茜

昭和歌謡大全集の茜のレビュー・感想・評価

昭和歌謡大全集(2002年製作の映画)
2.0
クソガキの正義とおばさんの正義がぶつかり合う殺し合いバトル。

バイオレンス描写は期待以上だったけど、全体的にはなんかいまいち乗り切れない。
私は女だしおばさん寄りなので、おばさんグループ達が抱える虚無感みたいなものって何となく想像が出来る。
でもクソガキグループに関しては、彼らの抱える鬱屈としたものや空虚感のような気持ちが上手く伝わってこない。
奇をてらってる中身の薄っぺらいオタクが、おばさんという若者に見下される存在を相手に、ただイキってるという軽い感じに見えちゃう。
だから逆にこれを観てる男性側(特に若者)なんかは、私とは逆におばさん側の心情が上手く掴み切れないのではないかと思った。
殺し合いをただ愉快に描きたかっただけなら分かるけど、そうじゃないなら圧倒的に登場人物の心理描写不足だと感じる。
おそらく原作ではこの辺もちゃんと掘り下げてあるんだろうな。

あと昭和歌謡はもっと前面に押し出した使い方をしてもいいと思ったし、ストーリーの流れもテンポ悪い。
中盤辺りから自分の中でどんどん失速してきて、もっと早よポンポン殺し合いせんかい!って思ってしまった。

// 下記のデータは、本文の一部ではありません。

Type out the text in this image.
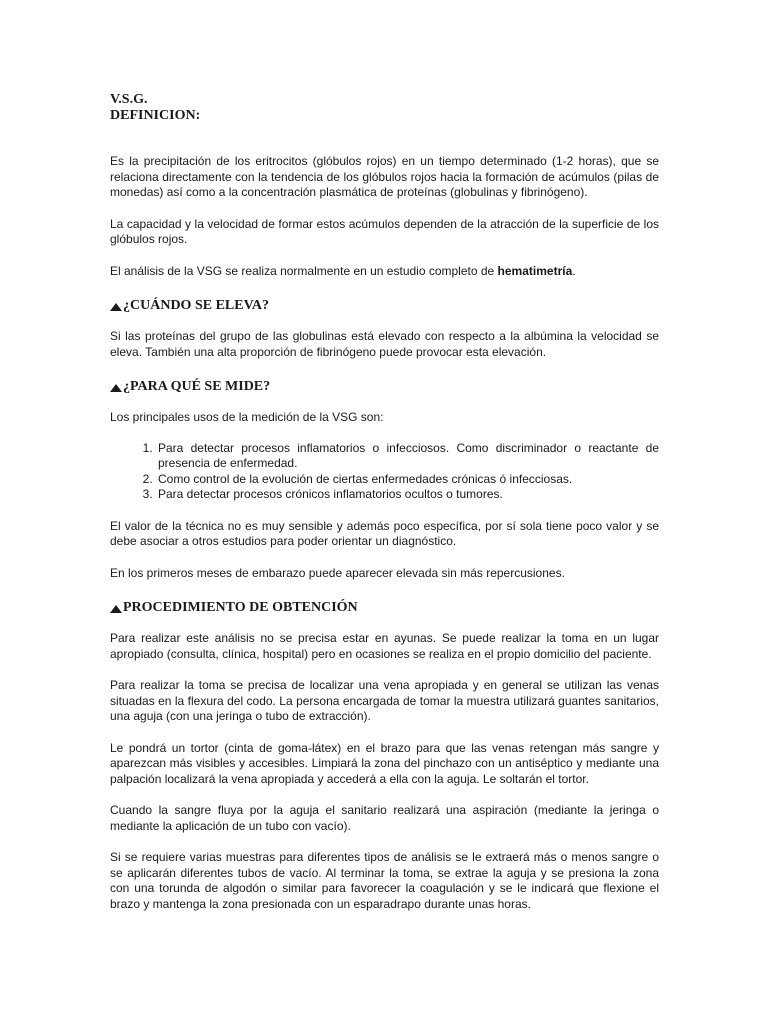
V.S.G.
DEFINICION:

Es la precipitación de los eritrocitos (glóbulos rojos) en un tiempo determinado (1-2 horas), que se relaciona directamente con la tendencia de los glóbulos rojos hacia la formación de acúmulos (pilas de monedas) así como a la concentración plasmática de proteínas (globulinas y fibrinógeno).

La capacidad y la velocidad de formar estos acúmulos dependen de la atracción de la superficie de los glóbulos rojos.

El análisis de la VSG se realiza normalmente en un estudio completo de hematimetría.

¿CUÁNDO SE ELEVA?

Si las proteínas del grupo de las globulinas está elevado con respecto a la albúmina la velocidad se eleva. También una alta proporción de fibrinógeno puede provocar esta elevación.

¿PARA QUÉ SE MIDE?

Los principales usos de la medición de la VSG son:

1. Para detectar procesos inflamatorios o infecciosos. Como discriminador o reactante de presencia de enfermedad.
2. Como control de la evolución de ciertas enfermedades crónicas ó infecciosas.
3. Para detectar procesos crónicos inflamatorios ocultos o tumores.

El valor de la técnica no es muy sensible y además poco específica, por sí sola tiene poco valor y se debe asociar a otros estudios para poder orientar un diagnóstico.

En los primeros meses de embarazo puede aparecer elevada sin más repercusiones.

PROCEDIMIENTO DE OBTENCIÓN

Para realizar este análisis no se precisa estar en ayunas. Se puede realizar la toma en un lugar apropiado (consulta, clínica, hospital) pero en ocasiones se realiza en el propio domicilio del paciente.

Para realizar la toma se precisa de localizar una vena apropiada y en general se utilizan las venas situadas en la flexura del codo. La persona encargada de tomar la muestra utilizará guantes sanitarios, una aguja (con una jeringa o tubo de extracción).

Le pondrá un tortor (cinta de goma-látex) en el brazo para que las venas retengan más sangre y aparezcan más visibles y accesibles. Limpiará la zona del pinchazo con un antiséptico y mediante una palpación localizará la vena apropiada y accederá a ella con la aguja. Le soltarán el tortor.

Cuando la sangre fluya por la aguja el sanitario realizará una aspiración (mediante la jeringa o mediante la aplicación de un tubo con vacío).

Si se requiere varias muestras para diferentes tipos de análisis se le extraerá más o menos sangre o se aplicarán diferentes tubos de vacío. Al terminar la toma, se extrae la aguja y se presiona la zona con una torunda de algodón o similar para favorecer la coagulación y se le indicará que flexione el brazo y mantenga la zona presionada con un esparadrapo durante unas horas.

ただ思ったよりバイオレンス度は割と高めで、そこだけは良かったです。
安藤政信が立ちション中にダスキンの柄の先に付けた包丁で首を刺されて、チャンチキおけさをBGMに血とおしっこ吹き出しまくってるの最高だった。
結果的に、このシーンのためだけに観たようなもんだったかも…。